Les Métamorphoses du Singe Antoine Le Bailly (1756 - 1832)

Gille, histrion de foire, un jour par aventure
Trouva sous sa patte un miroir.
Mon Singe, au même instant, de chercher à s'y voir.
O le museau grotesque ! ô la plate figure !
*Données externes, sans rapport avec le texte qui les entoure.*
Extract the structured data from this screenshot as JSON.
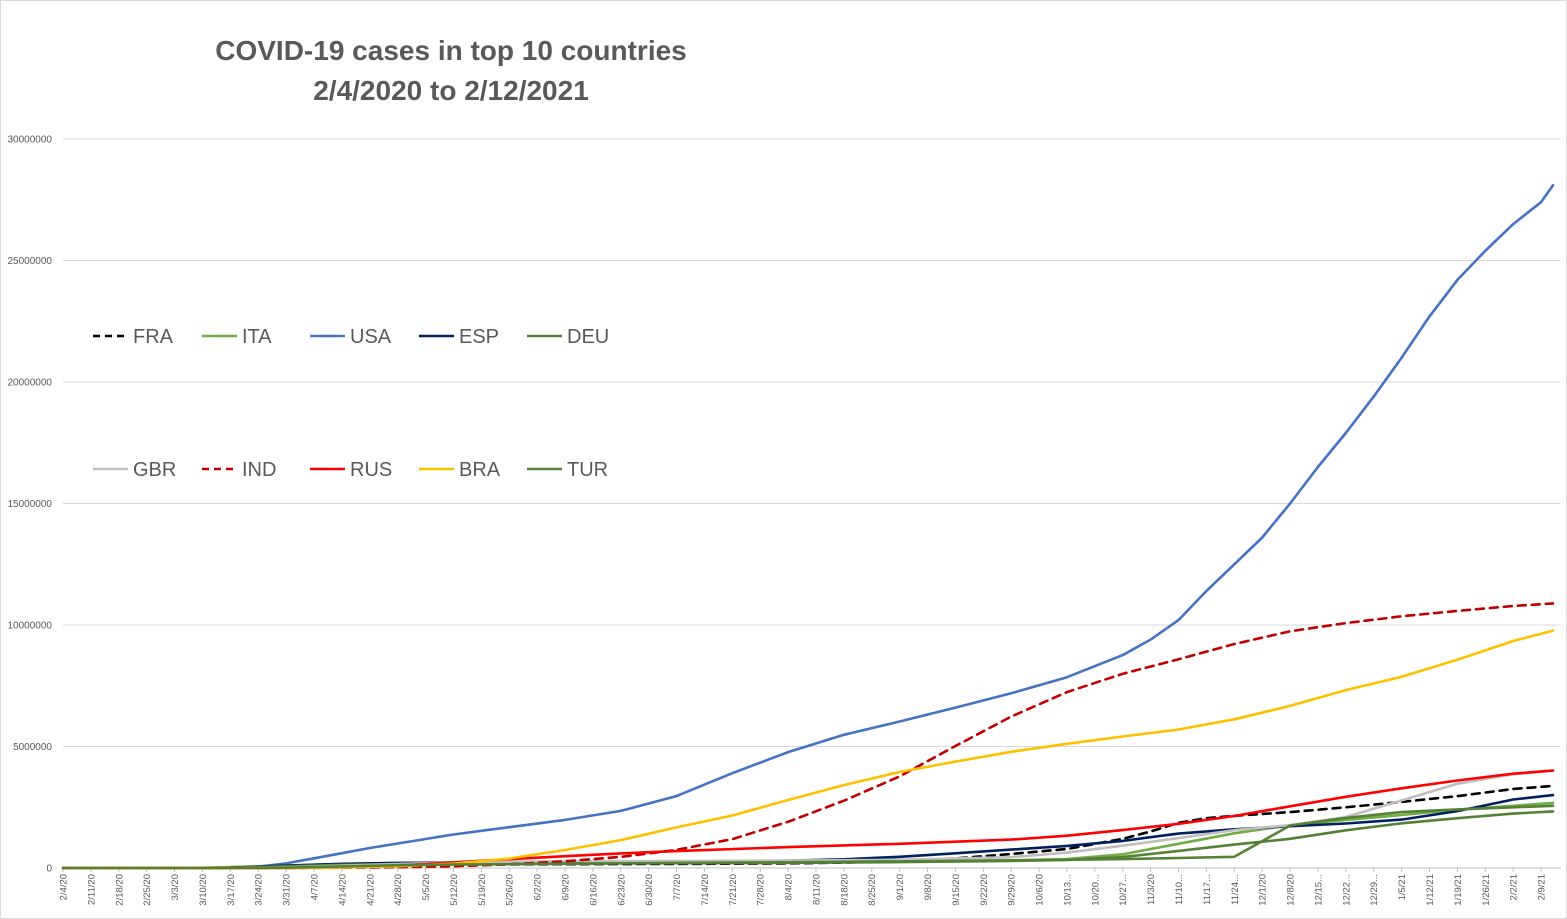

S'écria-t-il ; que je suis laid !
Maître des dieux, j'ose implorer tes grâces :
Laisse-moi le lot des grimaces ;
Du reste, je demande un changement complet.
Jupin l'entend, et dit : Je consens à la chose.
Regarde : es-tu content de ta métamorphose ? —
Le Singe était déjà devenu perroquet.
Sous ce nouvel habit le drôle s'examine,
Aime assez son plumage, et surtout son caquet ;
Mais il n'a pas tout vu. —Peste ! la sotte mine
Que me donne, dit-il, le long bec que voilà !..
Jupin, vois donc quel bec énorme !
Je me fais peur ; eh ! vite une autre forme.
Par bonheur, en ce moment-là
Le seigneur Jupiter était d'humeur à rire :
Il en fait donc un paon ; et cette fois le sire,
Promenant sur son corps des yeux émerveillés,
S'enfle, se pavane, et s'admire.
Mais, las ! il voit ses vilains pieds,
Et mon impertinente bête
À Jupin derechef adresse une requête.
Ma bonté, dit le dieu, commence à se lasser ;
Cependant j'ai trop fait pour rester en arrière.
En te revêtissant d'une forme dernière,
Je vais de chaque état où tu viens de passer
Te conserver le caractère ;
Mais plus de babil importun.
Aces mots Jupiter lui donne un nouvel être,
Et qu'en fait-il ? un petit-maître.
Depuis ce temps, dit-on, les quatre ne font qu'un.